Tenho que me garantir agora, dormindo mais cedo e amanhã enfrentamos melhor o que vier.
O importante é que estamos no campo de batalha e livres das tentações de cama e cobertas.
Essa barraca eu havia comprado para viajar de caiaque, mas é extremamente desconfortável (não dá nem de ficar sentado, além do que eu não queria dormir “embalado” como papel de bala para sucuri, o grande pavor daquela viagem afora as corredeiras que quase me mataram e que me mandaram para o hospital).
Antes de me deitar, já às 18 h, vi um claro nas nuvens para o sul. Apesar disto, a chuva, o vento sul e o frio permanecem.

5-08-07 Domingo
Hoje realmente começa minha marcha de Quintão para o sul.
Acordo cedo, vento fraco e contra. Está nublado e sei que será um dia sem velejar, mas faz parte.
Enquanto escrevia, chega seu Luis Gonzaga que mora um pouco adiante. Ele pergunta por que não fui dormir em sua casa, diz que onde estou dormindo é uma igrejinha e informa que na barra da Lagoa do Peixe está profundo e que terei que arrumar um caíque para cruzar. Dei a ele um isqueiro para acender seu cigarro de palha e se foi.
Acabei partindo só às 10:30 h; à medida que caminhava vi muitos objetos do tamanho e formato de ovos de galinha, só que transparentes. Muitos peixes porcos e papa terras.
Depois pequenos caranguejos com patinhas coloridas e com cracas na carapaça.
Fui caminhando de chinelo e calção até às 12 h e mais tarde uma caravana de jeeps 4 x 4 cruza por mim. Cerca de vinte.
Depois fica o silêncio... Adiante o piado dos talhamares, gaivotas de cabeça preta e algumas garças.
Havia muitas gaivotas pequenas de dorso negro-azulado e peito branco, com bicos e patas azuis. Pareciam pássaros migratórios.
Depois encontro pedaços de uma embarcação que os pescadores dizem ser do barco pesqueiro que naufragou no furacão Catarina (em 2004). Parte dele está nas dunas e parte semi-submersa na beira do mar.

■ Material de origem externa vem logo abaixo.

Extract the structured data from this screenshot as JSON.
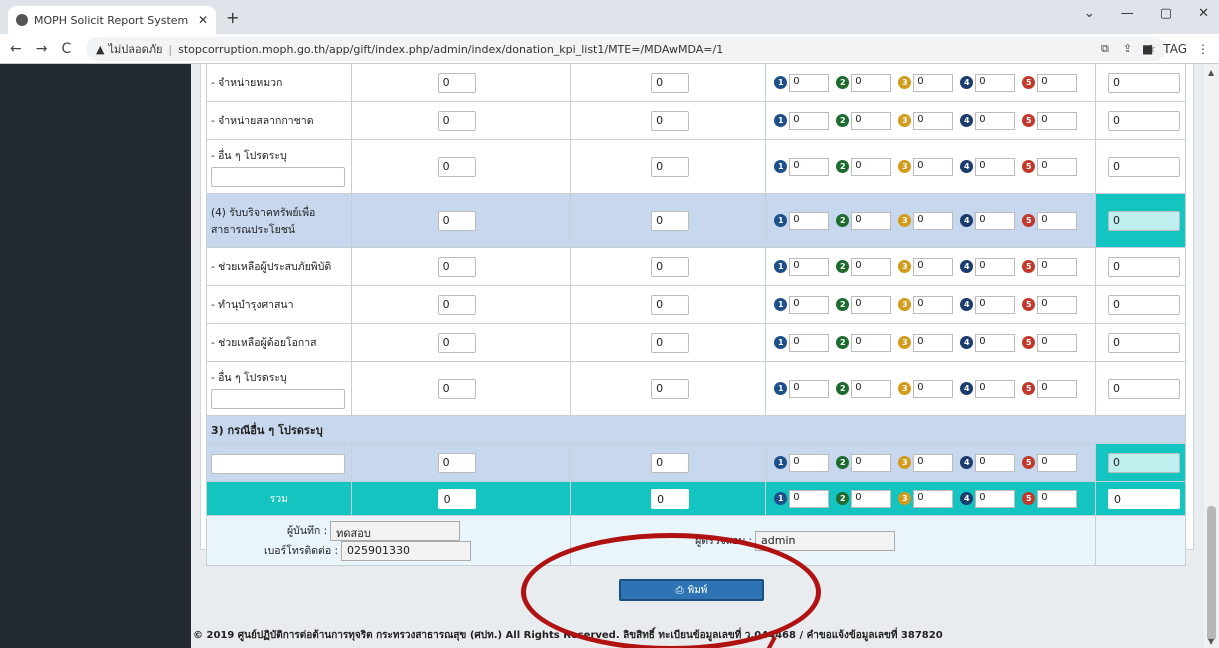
{
  "browser": {
    "tab_title": "MOPH Solicit Report System : M",
    "tab_close": "✕",
    "new_tab": "+",
    "win_min": "—",
    "win_max": "▢",
    "win_close": "✕",
    "back": "←",
    "forward": "→",
    "reload": "C",
    "security_label": "ไม่ปลอดภัย",
    "url": "stopcorruption.moph.go.th/app/gift/index.php/admin/index/donation_kpi_list1/MTE=/MDAwMDA=/1"
  },
  "rows": [
    {
      "label": "- จำหน่ายหมวก",
      "a": "0",
      "b": "0",
      "c": [
        "0",
        "0",
        "0",
        "0",
        "0"
      ],
      "d": "0",
      "blank": false,
      "style": "normal"
    },
    {
      "label": "- จำหน่ายสลากกาชาด",
      "a": "0",
      "b": "0",
      "c": [
        "0",
        "0",
        "0",
        "0",
        "0"
      ],
      "d": "0",
      "blank": false,
      "style": "normal"
    },
    {
      "label": "- อื่น ๆ โปรดระบุ",
      "a": "0",
      "b": "0",
      "c": [
        "0",
        "0",
        "0",
        "0",
        "0"
      ],
      "d": "0",
      "blank": true,
      "style": "normal"
    },
    {
      "label": "(4) รับบริจาคทรัพย์เพื่อสาธารณประโยชน์",
      "a": "0",
      "b": "0",
      "c": [
        "0",
        "0",
        "0",
        "0",
        "0"
      ],
      "d": "0",
      "blank": false,
      "style": "highlight"
    },
    {
      "label": "- ช่วยเหลือผู้ประสบภัยพิบัติ",
      "a": "0",
      "b": "0",
      "c": [
        "0",
        "0",
        "0",
        "0",
        "0"
      ],
      "d": "0",
      "blank": false,
      "style": "normal"
    },
    {
      "label": "- ทำนุบำรุงศาสนา",
      "a": "0",
      "b": "0",
      "c": [
        "0",
        "0",
        "0",
        "0",
        "0"
      ],
      "d": "0",
      "blank": false,
      "style": "normal"
    },
    {
      "label": "- ช่วยเหลือผู้ด้อยโอกาส",
      "a": "0",
      "b": "0",
      "c": [
        "0",
        "0",
        "0",
        "0",
        "0"
      ],
      "d": "0",
      "blank": false,
      "style": "normal"
    },
    {
      "label": "- อื่น ๆ โปรดระบุ",
      "a": "0",
      "b": "0",
      "c": [
        "0",
        "0",
        "0",
        "0",
        "0"
      ],
      "d": "0",
      "blank": true,
      "style": "normal"
    }
  ],
  "section3": {
    "label": "3) กรณีอื่น ๆ โปรดระบุ",
    "a": "0",
    "b": "0",
    "c": [
      "0",
      "0",
      "0",
      "0",
      "0"
    ],
    "d": "0"
  },
  "total": {
    "label": "รวม",
    "a": "0",
    "b": "0",
    "c": [
      "0",
      "0",
      "0",
      "0",
      "0"
    ],
    "d": "0"
  },
  "bullet_numbers": [
    "1",
    "2",
    "3",
    "4",
    "5"
  ],
  "bullet_colors": [
    "#1d4f8a",
    "#1e6b2f",
    "#d49a1a",
    "#1b3c6e",
    "#c0392b"
  ],
  "footer_info": {
    "recorder_label": "ผู้บันทึก :",
    "recorder_value": "ทดสอบ",
    "phone_label": "เบอร์โทรติดต่อ :",
    "phone_value": "025901330",
    "checker_label": "ผู้ตรวจสอบ :",
    "checker_value": "admin"
  },
  "print_button": "พิมพ์",
  "copyright": "© 2019 ศูนย์ปฏิบัติการต่อต้านการทุจริต กระทรวงสาธารณสุข (ศปท.) All Rights Reserved. ลิขสิทธิ์ ทะเบียนข้อมูลเลขที่ ว.044468 / คำขอแจ้งข้อมูลเลขที่ 387820",
  "annotation_color": "#b01212"
}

Caminho em intervalos de hora, alongo, subo nas dunas para ver melhor o que tem pela frente. Vejo algumas casas. Algumas delas são sinalizadas na beira da praia por espantalhos e não se vê, pois estão escondidas atrás das dunas.
Cerca de 15:30 h chego a uma caminhonete que vi de longe onde havia um pessoal pescando.

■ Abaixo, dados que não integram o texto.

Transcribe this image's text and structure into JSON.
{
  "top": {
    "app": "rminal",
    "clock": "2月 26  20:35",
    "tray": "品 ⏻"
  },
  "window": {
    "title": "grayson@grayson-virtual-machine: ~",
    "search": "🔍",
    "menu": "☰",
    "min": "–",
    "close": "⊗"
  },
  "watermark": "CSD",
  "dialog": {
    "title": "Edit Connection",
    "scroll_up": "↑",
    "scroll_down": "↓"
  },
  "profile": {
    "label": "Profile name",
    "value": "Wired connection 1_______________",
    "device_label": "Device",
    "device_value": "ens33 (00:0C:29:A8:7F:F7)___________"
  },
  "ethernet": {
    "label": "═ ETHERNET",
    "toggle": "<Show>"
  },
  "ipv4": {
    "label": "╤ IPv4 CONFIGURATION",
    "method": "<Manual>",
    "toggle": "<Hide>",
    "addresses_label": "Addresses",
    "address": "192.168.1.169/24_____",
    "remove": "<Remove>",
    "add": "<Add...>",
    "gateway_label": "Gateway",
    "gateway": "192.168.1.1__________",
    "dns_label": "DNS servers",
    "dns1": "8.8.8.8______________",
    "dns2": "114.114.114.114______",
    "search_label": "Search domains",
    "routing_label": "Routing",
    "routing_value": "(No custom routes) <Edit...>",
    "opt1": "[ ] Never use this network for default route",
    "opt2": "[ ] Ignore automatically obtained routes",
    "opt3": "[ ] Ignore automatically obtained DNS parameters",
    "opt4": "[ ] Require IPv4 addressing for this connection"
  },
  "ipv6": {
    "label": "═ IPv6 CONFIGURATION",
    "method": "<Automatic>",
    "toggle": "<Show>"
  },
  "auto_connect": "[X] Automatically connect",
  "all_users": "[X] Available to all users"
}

Converso com eles e Paulinho mostra um peixe estranhíssimo que encontrou ali. Ele ainda está vivo, é marrom com listras negras como zebras. Na parte inferior tem nadadeiras que parecem patas e na parte superior da boca uma extremidade semelhante a uma vara com linha de pesca e uma bolinha como isca. Ele balança aquilo na frente da boca, atrai peixes menores que vêm comer a “isca” e os devora. Já tinha visto um semelhante na National Geographic.

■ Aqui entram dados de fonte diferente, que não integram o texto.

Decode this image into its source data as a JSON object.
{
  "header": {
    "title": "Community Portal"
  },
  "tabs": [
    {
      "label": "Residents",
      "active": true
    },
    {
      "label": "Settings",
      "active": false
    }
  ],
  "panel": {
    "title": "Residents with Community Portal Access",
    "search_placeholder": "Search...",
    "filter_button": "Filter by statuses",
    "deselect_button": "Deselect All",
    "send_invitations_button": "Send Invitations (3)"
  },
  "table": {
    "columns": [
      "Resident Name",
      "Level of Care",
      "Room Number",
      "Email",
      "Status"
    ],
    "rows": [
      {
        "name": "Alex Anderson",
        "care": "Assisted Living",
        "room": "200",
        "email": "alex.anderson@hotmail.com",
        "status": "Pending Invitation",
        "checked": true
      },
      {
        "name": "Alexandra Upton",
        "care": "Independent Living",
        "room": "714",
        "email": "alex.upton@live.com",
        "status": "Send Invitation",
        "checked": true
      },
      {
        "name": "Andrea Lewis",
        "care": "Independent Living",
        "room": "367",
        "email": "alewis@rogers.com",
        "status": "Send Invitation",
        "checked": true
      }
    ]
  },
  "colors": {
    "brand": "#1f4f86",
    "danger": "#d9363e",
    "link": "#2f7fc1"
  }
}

Paulinho é legal, diz que tem um haras de cavalo crioulo, uma loja de autopeças e diz que para frente é deserto e que não tem abrigo. Diz que é melhor eu dormir numa casinha quase ali ao lado e que nem percebi, pois estava atrás da duna, bem ao lado de uma saída de riacho.
É cedo ainda, mas o céu está nublado e é melhor me garantir de novo.
Fico ali tomando vinho com eles e depois vou me instalar na casinha. Na porta os dizeres:
-Use, mas não estrague!
-Feche a porta ao sair!
Está vazia, tem umas prateleiras onde coloco o mais necessário e uma espuma, onde coloco a lona e sobre ela o saco de dormir.
Paulinho retorna com uma caixa plástica atopetada de arroz, feijão, salada de batata e um baita pedaço de churrasco. Além disto, deixou o resto da garrafa de vinho que (Hic!) estou bebendo até agora.
Ele está voltando e diz que o que estou fazendo é o que todos queriam fazer, mas não têm disposição para encarar.
Deixa seu cartão e retorna para Porto Alegre.
Vou deitar, começa um vento forte que balança a casa.
Incrível, ele vem do norte... Nem acredito. Não consigo lembrar quando foi que soprou favorável a última vez...
Nem durmo direito.
O fecho da japona estragou, agora seguirei com a mais fina.

6-08-07 segunda-feira
Cara, que vento forte e de rajadas.
- Senhor, esse vento dá medo! Não é melhor esperar diminuir?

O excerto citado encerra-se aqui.